Grão furado pelo caruncho ou trincado é coisa do passado. O futuro, de acordo com outro especialista, o engenheiro agrônomo da Emater/RS-Ascar, Volnei Righi, está de olho na qualidade. “O pagamento pelo grão se dará pela qualidade, embora o peso seja importante para quantificar o grão, ele terá um bônus muito maior ao ter qualidade comprovada em sanidade e em relação a ataques de pragas e doenças”, analisou Righi.
Construção
O projeto que envolve a construção de um silo-secador pode se adequar a todo tipo de bolso. O silo, por exemplo, pode armazenar 50 sacas ou 43 mil sacas. O que varia é a necessidade do produtor. Contudo, para todos os projetos, algo permanece invariável, o cuidado extremo com a engenharia da obra. “São feitos com simplicidade, mas com ciência”, insistiu o engenheiro agrônomo Ricardo Martins.
De acordo com o extensionista Luciano Juris, a Emater/RS-Ascar dispõe de uma planilha eletrônica que auxilia na elaboração do projeto técnico, de modo que o produtor recebe uma planta de construção e, se desejar, pode ir a uma agência bancária pedir financiamento.
Atualmente, existem linhas de financiamento, com taxas de juros que variam entre 2,5% ao ano (Pronaf) e 6% ao ano (Pronamp), com prazo de pagamento de dez anos para ambos os casos.
Incentivo
Em 2011, Tenente Portela criou o Programa Municipal de Secagem e Armazenagem de Grãos, política pública que estimula agricultores do município a armazenar grãos. De acordo com o vice-prefeito Valdir Machado Soares, o poder público municipal lança edital, estabelecendo os critérios, elaborados a partir dos anseios de entidades ligadas aos agricultores. Em razão disso, o poder público municipal disponibiliza ventiladores e motores elétricos e o agricultor se encarrega da mão de obra, necessária à construção do próprio silo-secador.
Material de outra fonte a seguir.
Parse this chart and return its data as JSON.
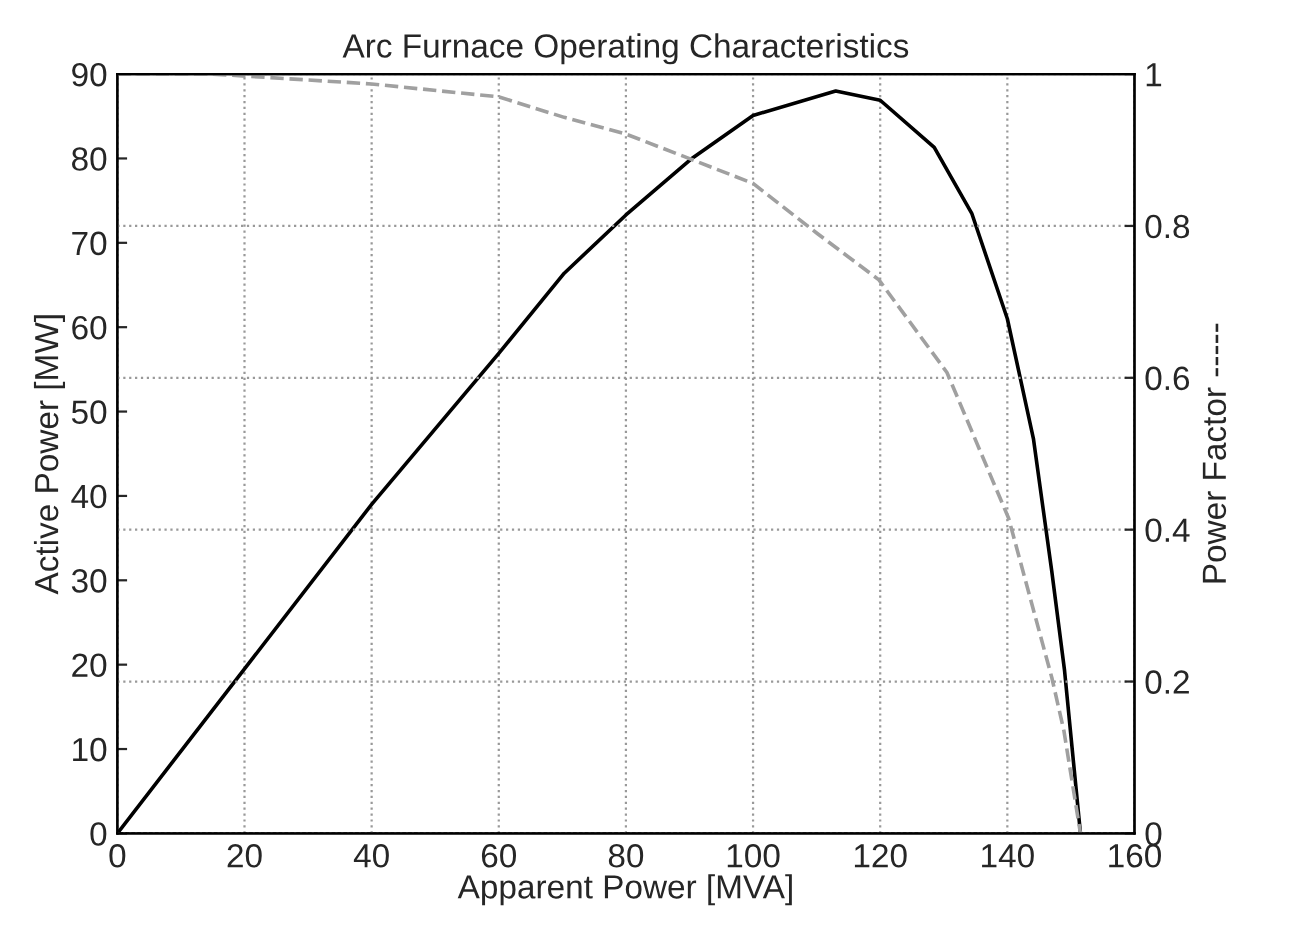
{
  "chart_data": {
    "type": "line",
    "title": "Arc Furnace Operating Characteristics",
    "xlabel": "Apparent Power [MVA]",
    "ylabel": "Active Power [MW]",
    "y2label": "Power Factor -----",
    "xlim": [
      0,
      160
    ],
    "xticks": [
      0,
      20,
      40,
      60,
      80,
      100,
      120,
      140,
      160
    ],
    "ylim": [
      0,
      90
    ],
    "yticks": [
      0,
      10,
      20,
      30,
      40,
      50,
      60,
      70,
      80,
      90
    ],
    "y2lim": [
      0,
      1
    ],
    "y2ticks": [
      0,
      0.2,
      0.4,
      0.6,
      0.8,
      1
    ],
    "grid": true,
    "legend": false,
    "series": [
      {
        "color": "#000000",
        "line_style": "solid",
        "x": [
          0,
          20,
          40,
          60,
          70.3,
          80,
          90.2,
          100,
          113,
          120,
          128.5,
          134.4,
          140,
          144.1,
          147,
          149,
          151.5
        ],
        "values": [
          0,
          19.5,
          39,
          56.9,
          66.4,
          73.3,
          79.9,
          85.1,
          88,
          86.9,
          81.3,
          73.5,
          61,
          46.8,
          31,
          19.3,
          0
        ]
      },
      {
        "color": "#a0a0a0",
        "line_style": "dashed",
        "axis": "y2",
        "x": [
          0,
          15,
          40,
          60,
          70.3,
          80,
          90.2,
          100,
          110.1,
          119.8,
          130.5,
          140.2,
          147,
          148.9,
          151.5
        ],
        "values": [
          1,
          1,
          0.987,
          0.97,
          0.943,
          0.921,
          0.888,
          0.856,
          0.79,
          0.729,
          0.607,
          0.415,
          0.205,
          0.135,
          0
        ]
      }
    ]
  }
}
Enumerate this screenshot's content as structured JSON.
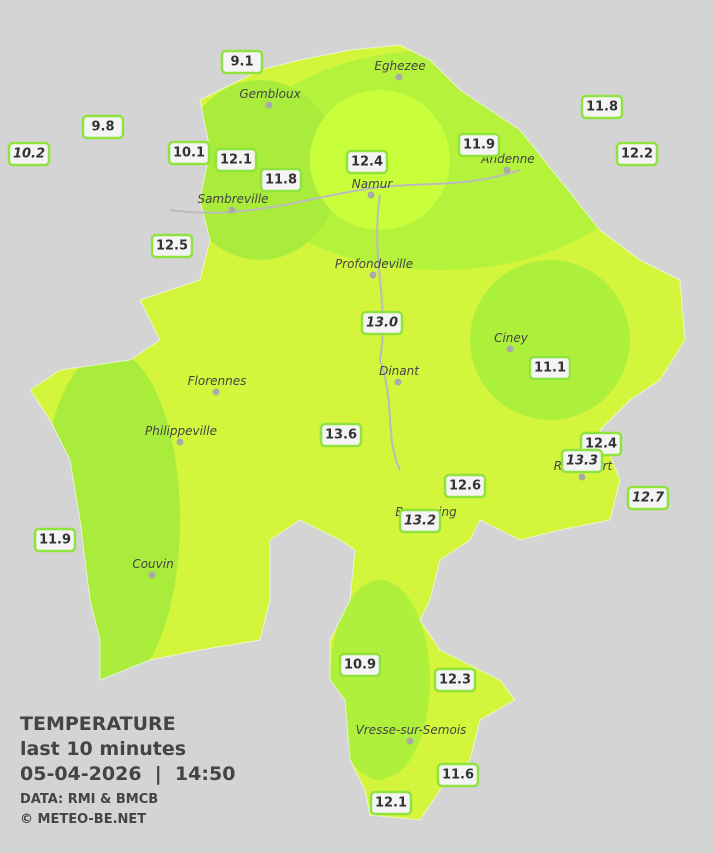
{
  "title": {
    "heading": "TEMPERATURE",
    "subheading": "last 10 minutes",
    "timestamp": "05-04-2026  |  14:50",
    "source": "DATA: RMI & BMCB",
    "credit": "© METEO-BE.NET"
  },
  "cities": [
    "Eghezee",
    "Gembloux",
    "Andenne",
    "Namur",
    "Sambreville",
    "Profondeville",
    "Ciney",
    "Dinant",
    "Florennes",
    "Philippeville",
    "Rochefort",
    "Beauraing",
    "Couvin",
    "Vresse-sur-Semois"
  ],
  "stations": [
    "9.1",
    "9.8",
    "10.2",
    "10.1",
    "12.1",
    "11.8",
    "12.4",
    "11.9",
    "11.8",
    "12.2",
    "12.5",
    "13.0",
    "11.1",
    "13.6",
    "12.4",
    "13.3",
    "12.6",
    "13.2",
    "12.7",
    "11.9",
    "10.9",
    "12.3",
    "11.6",
    "12.1"
  ]
}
Até o momento, Tenente Portela contabiliza 37 silos-secadores, construídos em pequenas propriedades rurais, sob a responsabilidade técnica da Emater/RS-Ascar. Outros 17 silos-secadores devem ser construídos ainda neste ano.
Cooperativismo
A criação de políticas públicas que possam vir a beneficiar o agricultor depende de união. De acordo com o sociólogo da Unidade de Cooperativismo (UCP) da Emater/RS-Ascar, Renato Santos Silva, o cooperativismo e o associativismo têm fomentado no Brasil uma geração de políticas públicas, especialmente aquelas voltadas para inserir o agricultor no mercado.